SOLO FUE UN ACCIDENTE

Tomás manejaba su auto después de trabajar. Era tarde. Estaba cansado, pero no agotado. Sentía ese vacío tibio que le quedaba en el pecho después de un día largo, cuando no pasaba nada especialmente malo ni especialmente bueno.

Iba tranquilo, sin apuro. Miraba sin mirar, como si conociera de memoria cada semáforo, cada lomo de burro.

Hasta que los vio.

Caminaban por la vereda. Venían charlando. Reían. La pareja compartía un cucurucho de helado.

Tomás no frenó.

No lo decidió. No lo pensó. Apenas apretó el acelerador. Sintió cómo el motor respondía con un rugido seco, cómo el auto avanzaba más rápido. Como si sus manos no fueran suyas. Como si el auto supiera lo que tenía que hacer.

Y los golpeó.

El impacto lo sacudió todo. Escuchó un golpe sordo, los cuerpos contra el capó, el crujido del parabrisas astillándose, un chillido breve y luego el silencio. No el silencio de la noche, sino ese otro: el silencio que quedaba cuando algo se rompía para siempre.

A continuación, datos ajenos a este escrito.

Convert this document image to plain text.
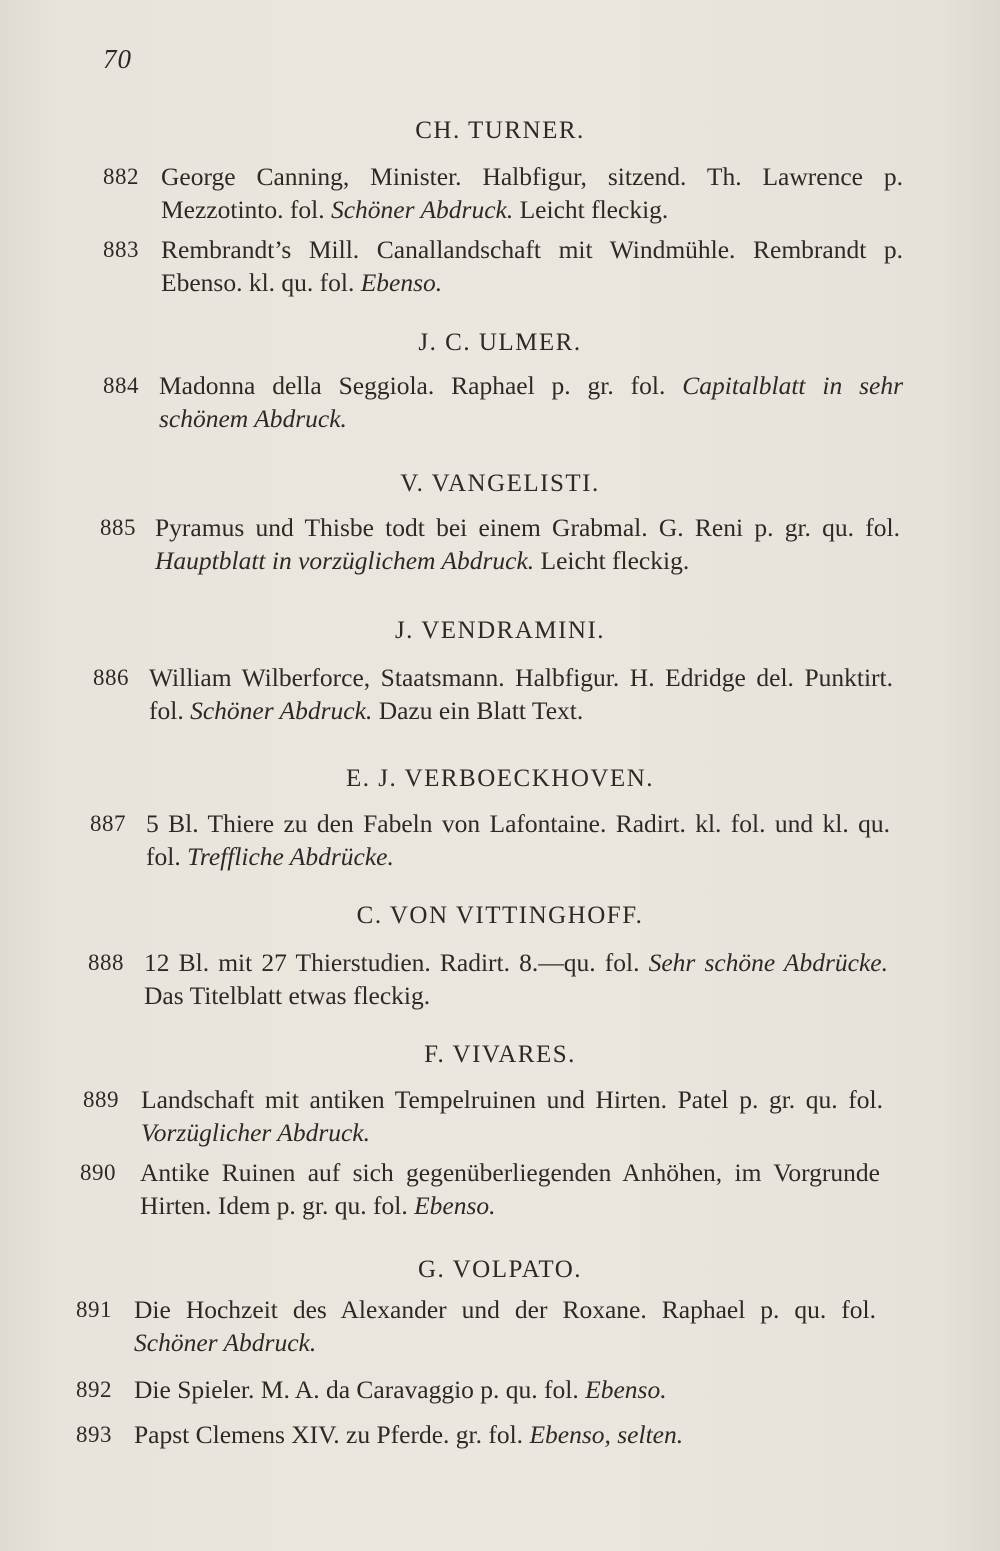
70
CH. TURNER.
882 George Canning, Minister. Halbfigur, sitzend. Th. Lawrence p. Mezzotinto. fol. Schöner Abdruck. Leicht fleckig.
883 Rembrandt’s Mill. Canallandschaft mit Windmühle. Rembrandt p. Ebenso. kl. qu. fol. Ebenso.
J. C. ULMER.
884 Madonna della Seggiola. Raphael p. gr. fol. Capitalblatt in sehr schönem Abdruck.
V. VANGELISTI.
885 Pyramus und Thisbe todt bei einem Grabmal. G. Reni p. gr. qu. fol. Hauptblatt in vorzüglichem Abdruck. Leicht fleckig.
J. VENDRAMINI.
886 William Wilberforce, Staatsmann. Halbfigur. H. Edridge del. Punktirt. fol. Schöner Abdruck. Dazu ein Blatt Text.
E. J. VERBOECKHOVEN.
887 5 Bl. Thiere zu den Fabeln von Lafontaine. Radirt. kl. fol. und kl. qu. fol. Treffliche Abdrücke.
C. VON VITTINGHOFF.
888 12 Bl. mit 27 Thierstudien. Radirt. 8.—qu. fol. Sehr schöne Abdrücke. Das Titelblatt etwas fleckig.
F. VIVARES.
889 Landschaft mit antiken Tempelruinen und Hirten. Patel p. gr. qu. fol. Vorzüglicher Abdruck.
890 Antike Ruinen auf sich gegenüberliegenden Anhöhen, im Vorgrunde Hirten. Idem p. gr. qu. fol. Ebenso.
G. VOLPATO.
891 Die Hochzeit des Alexander und der Roxane. Raphael p. qu. fol. Schöner Abdruck.
892 Die Spieler. M. A. da Caravaggio p. qu. fol. Ebenso.
893 Papst Clemens XIV. zu Pferde. gr. fol. Ebenso, selten.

Frenó unos metros después. Miró por el espejo retrovisor. Nada se movía.

Respiró hondo. El corazón le martillaba en las costillas. Se quedó ahí, aferrado al volante. No sabía si bajar, si seguir, si llorar. Una parte de él quería pensar que había sido un accidente. Que era el cansancio. Que no los había visto. Pero había otra parte, más profunda, más fría, que no decía nada. Solo recordaba el instante en que los había visto. Y cómo, sin pensarlo, había acelerado.